The claim that introducing a GP co-payment constitutes micro-economic reform because it gets a "price signal" into Medicare lacks credibility. For a start, I don't believe that's the real motive. Who doubts that, once a co-payment is introduced, it won't be regularly increased whenever governments see the need for further cost-shifting?

For another thing, the notion that introducing a price signal would deter wasteful use without any adverse "unintended consequences" is fundamentalist dogma, not modern health economics.

Similarly, the notion that deregulating tuition fees would turn universities into an efficient, price-competitive market with no adverse consequences to speak of is first-years' oversimplification, not evidence-based economics worthy of PhD-qualified econocrats.

I'm not convinced the range of savings options Treasury and Finance offered the government was of much higher quality than the options it picked. This budget was so bad because so little effort was put into making it any better.
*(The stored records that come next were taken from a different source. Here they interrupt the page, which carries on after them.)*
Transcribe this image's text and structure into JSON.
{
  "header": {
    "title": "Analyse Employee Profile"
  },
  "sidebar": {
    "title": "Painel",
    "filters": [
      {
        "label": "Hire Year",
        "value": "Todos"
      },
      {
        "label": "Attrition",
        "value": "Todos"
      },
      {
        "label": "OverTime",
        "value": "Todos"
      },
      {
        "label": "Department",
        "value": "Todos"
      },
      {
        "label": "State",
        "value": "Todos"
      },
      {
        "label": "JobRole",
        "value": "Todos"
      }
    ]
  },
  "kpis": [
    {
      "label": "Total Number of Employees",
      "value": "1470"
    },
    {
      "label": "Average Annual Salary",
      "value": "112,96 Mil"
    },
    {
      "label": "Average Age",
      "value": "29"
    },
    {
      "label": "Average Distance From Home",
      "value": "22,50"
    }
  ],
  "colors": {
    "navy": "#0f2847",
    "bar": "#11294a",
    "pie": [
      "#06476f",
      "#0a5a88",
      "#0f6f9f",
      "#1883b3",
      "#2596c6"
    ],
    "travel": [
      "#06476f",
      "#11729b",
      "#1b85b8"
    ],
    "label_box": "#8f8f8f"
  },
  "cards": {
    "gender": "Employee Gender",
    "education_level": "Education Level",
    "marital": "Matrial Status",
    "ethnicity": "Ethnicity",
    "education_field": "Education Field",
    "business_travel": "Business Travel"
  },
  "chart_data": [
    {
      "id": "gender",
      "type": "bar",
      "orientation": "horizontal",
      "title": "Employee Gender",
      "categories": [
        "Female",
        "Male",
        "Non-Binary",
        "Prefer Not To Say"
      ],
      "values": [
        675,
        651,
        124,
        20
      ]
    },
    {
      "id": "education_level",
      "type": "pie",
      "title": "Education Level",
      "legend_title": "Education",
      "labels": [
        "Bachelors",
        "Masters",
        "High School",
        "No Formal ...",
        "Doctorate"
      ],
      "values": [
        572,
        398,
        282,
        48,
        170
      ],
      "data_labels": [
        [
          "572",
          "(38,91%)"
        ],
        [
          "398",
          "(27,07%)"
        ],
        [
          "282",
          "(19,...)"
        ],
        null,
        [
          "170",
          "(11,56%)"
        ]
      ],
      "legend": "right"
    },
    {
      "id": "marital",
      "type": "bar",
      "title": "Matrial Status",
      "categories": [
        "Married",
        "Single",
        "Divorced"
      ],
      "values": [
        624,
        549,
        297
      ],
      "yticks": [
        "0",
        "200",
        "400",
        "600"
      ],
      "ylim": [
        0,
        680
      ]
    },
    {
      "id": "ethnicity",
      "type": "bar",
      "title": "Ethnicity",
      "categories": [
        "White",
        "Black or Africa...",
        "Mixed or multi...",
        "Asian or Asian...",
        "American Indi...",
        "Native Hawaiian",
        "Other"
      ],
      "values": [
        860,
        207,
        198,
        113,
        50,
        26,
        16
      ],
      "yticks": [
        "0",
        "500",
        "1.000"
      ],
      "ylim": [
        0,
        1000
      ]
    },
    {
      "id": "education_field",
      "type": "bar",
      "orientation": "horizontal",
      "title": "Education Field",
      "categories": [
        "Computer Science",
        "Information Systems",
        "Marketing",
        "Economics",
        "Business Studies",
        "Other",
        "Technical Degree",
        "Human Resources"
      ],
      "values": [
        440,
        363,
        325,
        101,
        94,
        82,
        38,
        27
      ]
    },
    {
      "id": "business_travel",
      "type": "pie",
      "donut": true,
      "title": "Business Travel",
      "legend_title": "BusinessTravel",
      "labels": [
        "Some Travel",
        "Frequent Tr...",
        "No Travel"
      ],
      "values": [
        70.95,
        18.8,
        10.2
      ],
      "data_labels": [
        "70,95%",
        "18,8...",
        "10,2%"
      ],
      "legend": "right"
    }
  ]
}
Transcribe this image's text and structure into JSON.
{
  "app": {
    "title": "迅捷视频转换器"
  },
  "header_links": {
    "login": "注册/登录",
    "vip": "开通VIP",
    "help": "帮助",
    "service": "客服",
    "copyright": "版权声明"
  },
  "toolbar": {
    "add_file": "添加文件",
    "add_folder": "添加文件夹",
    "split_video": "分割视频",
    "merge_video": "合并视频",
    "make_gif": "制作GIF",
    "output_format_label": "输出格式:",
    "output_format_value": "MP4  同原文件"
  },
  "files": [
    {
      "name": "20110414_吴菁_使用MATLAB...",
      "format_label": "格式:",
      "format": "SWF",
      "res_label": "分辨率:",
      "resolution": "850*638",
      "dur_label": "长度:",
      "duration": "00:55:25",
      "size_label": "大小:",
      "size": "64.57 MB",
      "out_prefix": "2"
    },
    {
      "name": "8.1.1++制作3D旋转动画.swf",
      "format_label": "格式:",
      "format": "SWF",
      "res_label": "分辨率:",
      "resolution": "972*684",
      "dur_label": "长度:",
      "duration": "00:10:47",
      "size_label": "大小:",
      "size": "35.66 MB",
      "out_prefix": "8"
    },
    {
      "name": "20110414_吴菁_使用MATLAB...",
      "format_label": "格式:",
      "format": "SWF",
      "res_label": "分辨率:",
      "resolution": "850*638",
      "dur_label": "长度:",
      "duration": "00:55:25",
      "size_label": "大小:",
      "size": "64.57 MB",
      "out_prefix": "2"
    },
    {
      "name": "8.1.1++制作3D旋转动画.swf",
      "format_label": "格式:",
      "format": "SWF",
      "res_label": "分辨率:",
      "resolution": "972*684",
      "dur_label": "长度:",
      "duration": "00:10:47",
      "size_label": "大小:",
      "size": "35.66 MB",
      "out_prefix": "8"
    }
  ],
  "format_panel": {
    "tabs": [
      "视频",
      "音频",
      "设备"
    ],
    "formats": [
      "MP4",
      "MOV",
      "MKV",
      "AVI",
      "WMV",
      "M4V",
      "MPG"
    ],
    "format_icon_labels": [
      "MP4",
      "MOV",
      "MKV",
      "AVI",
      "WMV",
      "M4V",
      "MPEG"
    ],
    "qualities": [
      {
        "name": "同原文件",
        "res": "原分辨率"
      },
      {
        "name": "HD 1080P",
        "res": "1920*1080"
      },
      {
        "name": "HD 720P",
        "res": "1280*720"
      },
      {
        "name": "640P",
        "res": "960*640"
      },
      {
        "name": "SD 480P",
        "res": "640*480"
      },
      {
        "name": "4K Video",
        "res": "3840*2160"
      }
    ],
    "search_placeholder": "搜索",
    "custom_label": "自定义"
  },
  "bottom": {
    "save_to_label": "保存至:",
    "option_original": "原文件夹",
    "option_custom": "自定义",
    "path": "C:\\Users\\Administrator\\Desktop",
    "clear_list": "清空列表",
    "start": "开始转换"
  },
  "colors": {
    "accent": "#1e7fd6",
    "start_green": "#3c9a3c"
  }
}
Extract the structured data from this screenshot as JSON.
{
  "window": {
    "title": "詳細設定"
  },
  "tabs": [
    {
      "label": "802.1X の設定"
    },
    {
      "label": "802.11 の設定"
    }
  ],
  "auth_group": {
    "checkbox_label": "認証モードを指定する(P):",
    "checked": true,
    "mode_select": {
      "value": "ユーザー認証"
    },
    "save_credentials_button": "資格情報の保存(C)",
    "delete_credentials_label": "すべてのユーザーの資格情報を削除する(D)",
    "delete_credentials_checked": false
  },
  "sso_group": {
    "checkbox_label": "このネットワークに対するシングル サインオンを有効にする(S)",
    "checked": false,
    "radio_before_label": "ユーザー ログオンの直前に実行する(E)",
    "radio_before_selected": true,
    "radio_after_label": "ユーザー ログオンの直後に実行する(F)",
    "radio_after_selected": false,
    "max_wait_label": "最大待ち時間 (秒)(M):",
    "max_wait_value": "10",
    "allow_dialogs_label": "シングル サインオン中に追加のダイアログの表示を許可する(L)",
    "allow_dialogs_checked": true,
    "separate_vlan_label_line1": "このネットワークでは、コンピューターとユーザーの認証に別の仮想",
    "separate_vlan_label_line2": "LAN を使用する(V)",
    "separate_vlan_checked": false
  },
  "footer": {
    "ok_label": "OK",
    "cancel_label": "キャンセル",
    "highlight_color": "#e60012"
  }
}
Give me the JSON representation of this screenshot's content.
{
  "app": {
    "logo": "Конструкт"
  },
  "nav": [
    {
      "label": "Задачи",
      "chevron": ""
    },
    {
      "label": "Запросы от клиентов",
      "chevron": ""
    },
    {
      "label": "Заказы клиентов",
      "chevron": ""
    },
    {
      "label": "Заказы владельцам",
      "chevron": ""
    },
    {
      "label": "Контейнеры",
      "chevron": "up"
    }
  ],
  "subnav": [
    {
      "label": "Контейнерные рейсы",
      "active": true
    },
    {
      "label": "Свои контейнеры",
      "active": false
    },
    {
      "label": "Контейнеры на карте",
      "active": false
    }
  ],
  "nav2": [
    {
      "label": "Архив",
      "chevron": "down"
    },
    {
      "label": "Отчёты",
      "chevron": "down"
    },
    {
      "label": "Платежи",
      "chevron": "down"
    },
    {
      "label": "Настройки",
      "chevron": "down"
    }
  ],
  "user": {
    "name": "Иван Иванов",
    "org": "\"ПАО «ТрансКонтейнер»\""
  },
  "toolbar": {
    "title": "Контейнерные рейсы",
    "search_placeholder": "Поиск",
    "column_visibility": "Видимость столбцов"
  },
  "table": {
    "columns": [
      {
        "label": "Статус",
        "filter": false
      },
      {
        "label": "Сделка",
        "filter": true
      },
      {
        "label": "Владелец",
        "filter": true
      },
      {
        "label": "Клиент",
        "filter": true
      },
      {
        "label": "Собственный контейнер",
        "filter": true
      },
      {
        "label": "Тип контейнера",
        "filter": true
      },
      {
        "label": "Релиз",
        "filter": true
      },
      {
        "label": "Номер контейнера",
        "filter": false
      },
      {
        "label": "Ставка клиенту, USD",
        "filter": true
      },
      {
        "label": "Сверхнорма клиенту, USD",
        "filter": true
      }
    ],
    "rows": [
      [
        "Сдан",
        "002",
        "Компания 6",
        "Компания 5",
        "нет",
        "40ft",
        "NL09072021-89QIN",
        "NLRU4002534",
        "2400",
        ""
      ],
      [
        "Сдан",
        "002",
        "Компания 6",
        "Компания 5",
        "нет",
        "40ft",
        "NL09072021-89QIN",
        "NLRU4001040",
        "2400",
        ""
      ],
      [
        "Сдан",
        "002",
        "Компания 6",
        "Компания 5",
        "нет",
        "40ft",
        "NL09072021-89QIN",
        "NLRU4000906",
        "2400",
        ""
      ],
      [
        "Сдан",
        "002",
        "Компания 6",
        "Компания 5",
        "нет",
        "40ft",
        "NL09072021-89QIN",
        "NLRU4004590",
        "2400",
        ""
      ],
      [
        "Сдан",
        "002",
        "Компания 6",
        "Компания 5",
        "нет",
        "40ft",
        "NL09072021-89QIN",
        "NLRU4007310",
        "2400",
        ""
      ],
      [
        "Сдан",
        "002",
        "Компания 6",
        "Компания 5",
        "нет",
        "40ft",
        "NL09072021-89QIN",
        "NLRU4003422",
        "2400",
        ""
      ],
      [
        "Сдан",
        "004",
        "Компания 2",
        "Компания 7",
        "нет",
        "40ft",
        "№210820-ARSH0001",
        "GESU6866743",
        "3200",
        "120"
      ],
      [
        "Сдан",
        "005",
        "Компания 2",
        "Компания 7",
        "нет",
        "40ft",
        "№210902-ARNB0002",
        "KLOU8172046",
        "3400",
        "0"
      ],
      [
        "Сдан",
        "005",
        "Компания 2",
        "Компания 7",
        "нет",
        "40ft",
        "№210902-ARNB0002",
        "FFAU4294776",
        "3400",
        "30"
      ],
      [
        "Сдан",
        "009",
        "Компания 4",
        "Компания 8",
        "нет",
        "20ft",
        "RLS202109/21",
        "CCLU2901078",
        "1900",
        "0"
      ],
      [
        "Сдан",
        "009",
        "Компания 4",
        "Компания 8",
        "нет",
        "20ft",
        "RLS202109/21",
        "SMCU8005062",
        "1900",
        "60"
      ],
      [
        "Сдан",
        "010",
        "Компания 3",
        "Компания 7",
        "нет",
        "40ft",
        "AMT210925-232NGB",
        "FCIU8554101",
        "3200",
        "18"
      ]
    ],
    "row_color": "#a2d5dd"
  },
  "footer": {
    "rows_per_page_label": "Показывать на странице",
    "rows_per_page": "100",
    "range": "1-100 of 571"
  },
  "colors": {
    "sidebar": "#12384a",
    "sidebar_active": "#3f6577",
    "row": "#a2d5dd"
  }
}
I'm starting to fear our governments and their econocrats have got themselves into a vicious circle: because the econocrats can't come up with anything better, they fall back on yet another round of that great Orwellian false economy, the "efficiency dividend".

But the never-ending extraction of what have become inefficiency dividends is robbing the public service of the expertise it needs to come up with budget measures that would actually improve the public sector's efficiency.

Ross Gittins is the economics editor.